Armstrong took all the blame for the loss after the game.
“I couldn’t take care of the football,” he said. “That stings my heart to send those guys off like that, when I know at the end of the day I could have made a change, I could have done a little bit more.
“I could’ve lived to fight another down with those guys in certain situations, but I forced the ball here and there and cost us the game, cost those seniors to go down with a loss when obviously we moved the chains whenever we wanted to.”
In five games since then, Armstrong is 72-for-125 through the air for 1,105 yards with just that one interception thrown against Wyoming.
Armstrong has come a long way since his freshman season of 2013. That season, he led the Huskers — with a lot of help from Ameer Abdullah — on a game-winning drive in a 17-13 win over Michigan in the Big House.
One of his crowning moments in 2014 came in the regular season finale against Iowa. The Huskers were down 24-7 in the third quarter at Kinnick Stadium, Armstrong led the Huskers back for a 37-34 overtime win.
His 9-yard TD pass to Kenny Bell in overtime ended what turned out to be coach Bo Pelini’s final game as head coach.
Pelini said numerous times that one of Armstrong’s best attributes was his competitiveness.
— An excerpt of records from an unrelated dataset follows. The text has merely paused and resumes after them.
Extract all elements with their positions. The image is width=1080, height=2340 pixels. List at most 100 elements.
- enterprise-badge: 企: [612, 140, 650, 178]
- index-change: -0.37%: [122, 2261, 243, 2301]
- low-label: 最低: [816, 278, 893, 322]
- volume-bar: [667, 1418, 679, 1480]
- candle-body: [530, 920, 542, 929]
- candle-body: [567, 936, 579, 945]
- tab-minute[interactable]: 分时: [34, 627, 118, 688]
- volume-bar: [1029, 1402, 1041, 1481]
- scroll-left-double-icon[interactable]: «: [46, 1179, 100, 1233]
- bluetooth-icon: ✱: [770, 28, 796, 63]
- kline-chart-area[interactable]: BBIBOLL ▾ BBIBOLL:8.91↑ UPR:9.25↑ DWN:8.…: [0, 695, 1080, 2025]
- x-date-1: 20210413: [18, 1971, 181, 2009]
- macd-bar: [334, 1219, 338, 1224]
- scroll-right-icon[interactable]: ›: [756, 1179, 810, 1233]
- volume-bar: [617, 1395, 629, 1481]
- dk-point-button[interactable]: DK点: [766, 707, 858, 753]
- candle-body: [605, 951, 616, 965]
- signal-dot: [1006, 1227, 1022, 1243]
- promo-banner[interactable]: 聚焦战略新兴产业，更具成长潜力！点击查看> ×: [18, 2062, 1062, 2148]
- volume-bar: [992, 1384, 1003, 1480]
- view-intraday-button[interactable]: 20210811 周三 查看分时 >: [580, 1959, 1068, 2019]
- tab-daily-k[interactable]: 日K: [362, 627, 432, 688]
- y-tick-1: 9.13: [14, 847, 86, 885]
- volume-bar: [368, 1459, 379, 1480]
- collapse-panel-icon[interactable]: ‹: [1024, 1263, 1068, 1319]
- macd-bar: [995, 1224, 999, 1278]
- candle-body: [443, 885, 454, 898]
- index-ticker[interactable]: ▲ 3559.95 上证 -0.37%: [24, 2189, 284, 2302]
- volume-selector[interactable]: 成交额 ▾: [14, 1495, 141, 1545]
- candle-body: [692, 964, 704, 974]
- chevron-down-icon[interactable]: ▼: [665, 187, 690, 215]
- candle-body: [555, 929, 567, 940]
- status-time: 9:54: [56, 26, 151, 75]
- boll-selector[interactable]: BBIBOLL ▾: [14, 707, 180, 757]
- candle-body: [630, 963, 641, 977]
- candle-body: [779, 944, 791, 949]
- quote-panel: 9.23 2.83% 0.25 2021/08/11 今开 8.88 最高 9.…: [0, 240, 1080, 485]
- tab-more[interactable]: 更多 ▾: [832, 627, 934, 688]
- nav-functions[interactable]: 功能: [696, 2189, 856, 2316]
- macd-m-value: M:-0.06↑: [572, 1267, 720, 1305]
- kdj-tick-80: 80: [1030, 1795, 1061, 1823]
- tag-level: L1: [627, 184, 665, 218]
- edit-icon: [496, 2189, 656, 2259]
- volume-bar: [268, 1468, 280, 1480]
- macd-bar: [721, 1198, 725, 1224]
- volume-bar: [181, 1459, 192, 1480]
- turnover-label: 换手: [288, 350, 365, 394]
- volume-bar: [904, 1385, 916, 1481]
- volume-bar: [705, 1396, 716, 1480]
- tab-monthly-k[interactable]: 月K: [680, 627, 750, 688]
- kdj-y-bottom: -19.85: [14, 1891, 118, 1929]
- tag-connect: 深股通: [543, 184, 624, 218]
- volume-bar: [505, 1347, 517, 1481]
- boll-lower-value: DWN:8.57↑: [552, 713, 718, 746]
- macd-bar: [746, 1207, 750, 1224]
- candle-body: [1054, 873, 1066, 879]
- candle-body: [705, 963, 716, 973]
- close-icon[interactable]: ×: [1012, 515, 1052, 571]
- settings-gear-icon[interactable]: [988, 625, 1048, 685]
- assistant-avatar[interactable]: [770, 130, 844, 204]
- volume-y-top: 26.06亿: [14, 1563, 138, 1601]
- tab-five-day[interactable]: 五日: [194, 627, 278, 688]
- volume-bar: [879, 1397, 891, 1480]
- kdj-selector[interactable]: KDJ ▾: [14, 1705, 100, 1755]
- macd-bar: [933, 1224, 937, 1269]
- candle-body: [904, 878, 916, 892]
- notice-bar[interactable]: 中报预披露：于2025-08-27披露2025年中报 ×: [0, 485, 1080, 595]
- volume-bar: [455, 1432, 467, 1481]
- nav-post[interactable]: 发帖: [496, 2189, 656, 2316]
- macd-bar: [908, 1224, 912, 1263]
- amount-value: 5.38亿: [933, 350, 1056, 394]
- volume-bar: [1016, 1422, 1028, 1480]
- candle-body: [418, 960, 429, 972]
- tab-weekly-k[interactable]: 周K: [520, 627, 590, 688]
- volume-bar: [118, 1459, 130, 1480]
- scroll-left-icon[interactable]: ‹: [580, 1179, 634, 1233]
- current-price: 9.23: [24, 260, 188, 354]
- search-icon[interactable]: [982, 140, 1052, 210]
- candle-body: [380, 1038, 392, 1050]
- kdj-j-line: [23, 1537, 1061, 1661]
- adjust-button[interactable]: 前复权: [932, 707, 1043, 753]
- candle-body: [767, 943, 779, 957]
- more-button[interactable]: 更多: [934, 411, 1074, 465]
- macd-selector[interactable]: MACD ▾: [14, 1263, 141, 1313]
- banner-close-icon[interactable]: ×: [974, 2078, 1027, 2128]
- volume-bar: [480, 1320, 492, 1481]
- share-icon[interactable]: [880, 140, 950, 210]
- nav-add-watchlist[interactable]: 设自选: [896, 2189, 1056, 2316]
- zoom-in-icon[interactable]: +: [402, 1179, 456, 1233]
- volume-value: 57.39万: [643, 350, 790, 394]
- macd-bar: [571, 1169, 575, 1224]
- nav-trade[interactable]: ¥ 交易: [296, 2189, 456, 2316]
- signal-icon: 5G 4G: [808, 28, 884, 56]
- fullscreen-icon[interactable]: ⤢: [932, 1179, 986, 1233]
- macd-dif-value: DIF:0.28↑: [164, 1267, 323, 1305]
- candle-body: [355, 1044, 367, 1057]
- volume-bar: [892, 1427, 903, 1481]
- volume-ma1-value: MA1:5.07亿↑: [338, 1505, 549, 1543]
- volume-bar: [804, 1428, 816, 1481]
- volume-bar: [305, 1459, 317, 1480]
“I can tell you this,” Pelini said after that Iowa game. “That is one of the gutsiest performances I’ve seen in a long time from a quarterback. Let me tell you, he ain’t perfect. He’s got a lot to learn, there are a lot of things he can get better at, but there’s nobody that competes harder than he does. He played his butt off, he made a lot of big plays.
“And I told him, ‘I’m proud of you. You showed the character, the leadership, the toughness that you have to show.’ I thought it was a pretty special performance from that kid.”
Almost two years later that competitiveness is still there. The turnovers aren’t.